Acta Neuropathol. 2025 May 28;149(1):52. doi: 10.1007/s00401-025-02893-4.
Thalamic atrophy already occurs in the early stages of multiple sclerosis (MS) and continues progressively throughout the disease. Demyelination is one of the main pathological hallmarks of MS and yet, thalamic demyelination does not correlate well with thalamic atrophy. By combining post-mortem magnetic resonance imaging with immunohistochemistry of thalami from 13 control and 13 MS donors, we investigated the underlying pathological contributors of thalamic atrophy and pathology. We first assessed the volumes of four thalamic nuclei groups (anterior, lateral, medial and posterior). Then, diffusion weighted imaging was used to assess the microstructural integrity of white matter tracts connecting each thalamic nuclei group. In addition, we studied myelination, inflammation, neurodegeneration and microglial activation by immunohistochemistry. We uncovered that medial and posterior thalamic nuclei were more atrophic compared to the anterior and lateral nuclei. Bilateral posterior nuclei and the right medial and anterior nuclei showed reduced fractional anisotropy in connected white matter tracks. We further show that microglial cells in the mediodorsal nuclei have an increased density and morphological complexity in MS compared to control donors. Microglia show signs of phagocytosis of pre-synapses, although we did not observe an overall synaptic loss in the thalamus of MS donors. These microglial changes within mediodorsal nuclei correlated with lower medial thalamic volume. Taken together, this study provides evidence that thalamic (subnuclear) atrophy relates tostructural thalamic network disconnection and within-thalamic microglial changes, but not thalamic demyelination. These findings could impact future treatment strategies aimed at thalamic neuroprotection.

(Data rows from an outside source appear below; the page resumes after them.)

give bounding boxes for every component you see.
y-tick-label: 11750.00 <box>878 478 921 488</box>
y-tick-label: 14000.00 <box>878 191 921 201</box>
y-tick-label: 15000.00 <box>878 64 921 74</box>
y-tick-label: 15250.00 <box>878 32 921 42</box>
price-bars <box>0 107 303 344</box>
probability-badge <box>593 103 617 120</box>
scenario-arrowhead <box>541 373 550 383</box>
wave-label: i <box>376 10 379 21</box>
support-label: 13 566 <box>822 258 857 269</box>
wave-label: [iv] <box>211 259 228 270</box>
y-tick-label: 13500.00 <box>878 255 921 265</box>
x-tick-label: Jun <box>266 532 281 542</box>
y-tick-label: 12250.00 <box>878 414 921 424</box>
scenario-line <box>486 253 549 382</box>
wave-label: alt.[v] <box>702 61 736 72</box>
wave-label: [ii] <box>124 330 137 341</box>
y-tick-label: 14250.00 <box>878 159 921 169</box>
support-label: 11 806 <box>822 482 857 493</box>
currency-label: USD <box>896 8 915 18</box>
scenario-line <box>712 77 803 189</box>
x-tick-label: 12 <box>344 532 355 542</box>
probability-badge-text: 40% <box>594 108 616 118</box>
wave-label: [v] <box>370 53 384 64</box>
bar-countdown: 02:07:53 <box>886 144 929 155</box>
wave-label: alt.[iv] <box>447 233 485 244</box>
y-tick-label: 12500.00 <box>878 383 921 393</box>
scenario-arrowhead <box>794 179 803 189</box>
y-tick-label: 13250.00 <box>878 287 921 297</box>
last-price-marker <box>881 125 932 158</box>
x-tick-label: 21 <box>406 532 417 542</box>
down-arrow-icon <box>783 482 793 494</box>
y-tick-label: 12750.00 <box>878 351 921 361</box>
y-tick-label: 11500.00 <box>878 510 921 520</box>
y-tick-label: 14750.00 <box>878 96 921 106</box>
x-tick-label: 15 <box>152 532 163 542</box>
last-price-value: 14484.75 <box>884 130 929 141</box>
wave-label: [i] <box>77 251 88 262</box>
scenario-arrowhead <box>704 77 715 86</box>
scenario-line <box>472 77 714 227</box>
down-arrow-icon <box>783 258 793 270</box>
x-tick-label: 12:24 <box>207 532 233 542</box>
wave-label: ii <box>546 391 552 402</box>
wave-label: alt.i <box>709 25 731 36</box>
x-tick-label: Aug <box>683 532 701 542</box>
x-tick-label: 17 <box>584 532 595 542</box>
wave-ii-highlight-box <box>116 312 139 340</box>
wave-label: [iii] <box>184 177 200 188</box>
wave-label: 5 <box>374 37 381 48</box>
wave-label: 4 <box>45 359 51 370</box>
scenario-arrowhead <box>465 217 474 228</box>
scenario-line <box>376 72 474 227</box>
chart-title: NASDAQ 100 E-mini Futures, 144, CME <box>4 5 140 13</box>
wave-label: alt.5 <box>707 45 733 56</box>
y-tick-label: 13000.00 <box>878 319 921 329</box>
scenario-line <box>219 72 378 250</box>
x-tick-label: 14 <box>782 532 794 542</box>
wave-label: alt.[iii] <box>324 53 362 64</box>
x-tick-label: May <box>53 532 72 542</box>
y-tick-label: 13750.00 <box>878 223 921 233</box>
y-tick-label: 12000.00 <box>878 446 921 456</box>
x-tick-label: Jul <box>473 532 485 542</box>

丘脑萎缩在多发性硬化症(MS)的早期阶段就已出现,并在整个疾病过程中持续进展。脱髓鞘是MS的主要病理特征之一,然而,丘脑脱髓鞘与丘脑萎缩的相关性并不显著。通过将尸检磁共振成像与来自13名对照者和13名MS患者的丘脑免疫组织化学相结合,我们研究了丘脑萎缩和病理的潜在病理因素。我们首先评估了四个丘脑核团(前核、外侧核、内侧核和后核)的体积。然后,使用扩散加权成像来评估连接每个丘脑核团的白质束的微观结构完整性。此外,我们通过免疫组织化学研究了髓鞘形成、炎症、神经退行性变和小胶质细胞活化。我们发现,与前核和外侧核相比,内侧和后丘脑核萎缩更明显。双侧后核以及右侧内侧和前核在相连的白质束中表现出分数各向异性降低。我们进一步表明,与对照者相比,MS患者中背内侧核中小胶质细胞的密度和形态复杂性增加。小胶质细胞显示出对突触前成分的吞噬迹象,尽管我们在MS患者的丘脑中未观察到总体突触丢失。背内侧核内的这些小胶质细胞变化与内侧丘脑体积减小相关。综上所述。本研究提供了证据表明丘脑(亚核)萎缩与丘脑结构网络断开和丘脑内小胶质细胞变化有关,但与丘脑脱髓鞘无关。这些发现可能会影响未来旨在保护丘脑神经的治疗策略。